Un tale superamento della virtù comune o «rottura di livello» viene perseguito segretamente ancora oggi e trova espressione anche nei miti. L’eroe greco, ad esempio, pulisce la stalla come si racconta di Ercole e delle sue fatiche. E Perseo incontra prima o poi e vince le Arpie puzzolenti. Nel mito azteco, l’eroe incontra la dea Tlazoltecotl, «mangiatrice di cose sudicie», una dea definita «merdivora» in quanto la sua funzione è quella di ascoltare le confessioni degli uomini. Dea della sifilide, degli amori anali e delle diarree, allorché appare in un’aureola di fetore con il suo corteo di scorpioni, solo l’eroe non trema e non prova disgusto: il disgusto sarebbe una debolezza che, come in uno specchio, rivelerebbe solo la sua propria debolezza, vale a dire il suo proprio fetore interno, per cui verrebbe immediatamente, come gli esseri ordinari, attaccato e divorato dagli scorpioni della dèa.

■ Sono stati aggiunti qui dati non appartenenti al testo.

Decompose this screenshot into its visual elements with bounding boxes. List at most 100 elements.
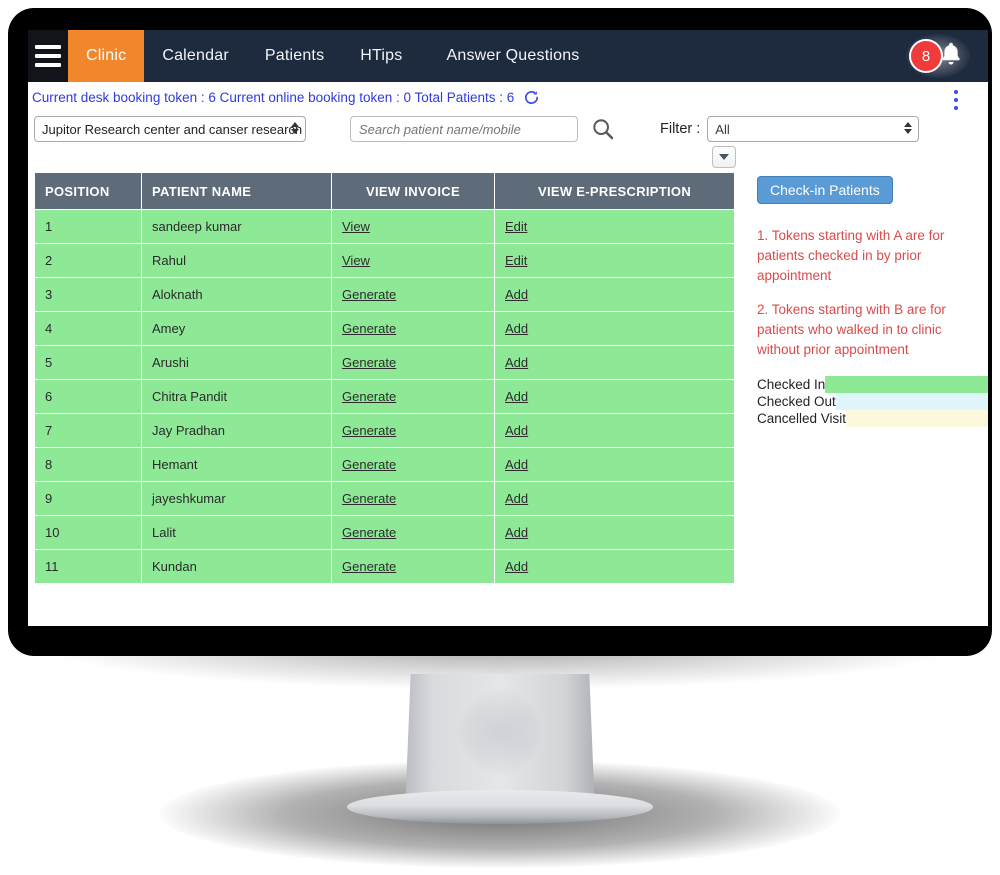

Benché i miti e il folklore abbiano adottato metodi di ricerca del tutto diversi, sembrano convergere verso le stesse conclusioni della psicoanalisi, avendo dimostrato quanto, presso diverse popolazioni e nelle differenti culture di ogni tempo, sia stata imperfetta la repressione delle tendenze coprofile, e come il trattamento degli escrementi sia simile a quello operato dai bambini. In altre parole, la separazione tra le funzioni escretorie e quelle sessuali restano imperfettamente separate, anche a causa della prossimità anatomica nell’essere umano. Tra gli odori sessuali e gli odori delle escrezioni esiste, di fatto, una compenetrazione la cui rimozione variamente consapevole emerge in molti modi nell’individuo adulto: come vergogna, disgusto, tendenze nevrotiche verso la pulizia, perversioni e «brutte abitudini», o anche spostamento degli interessi inizialmente rivolti agli escrementi su altri oggetti, per esempio il denaro, che, come si ripete spesso, «non puzza» e va amministrato con molta molta parsimonia. Nascondendo, per quanto è possibile, nel corso della sua circolazione tra i flussi e i riflussi bancari e borsistici mondiali, la sua occulta origine fecale.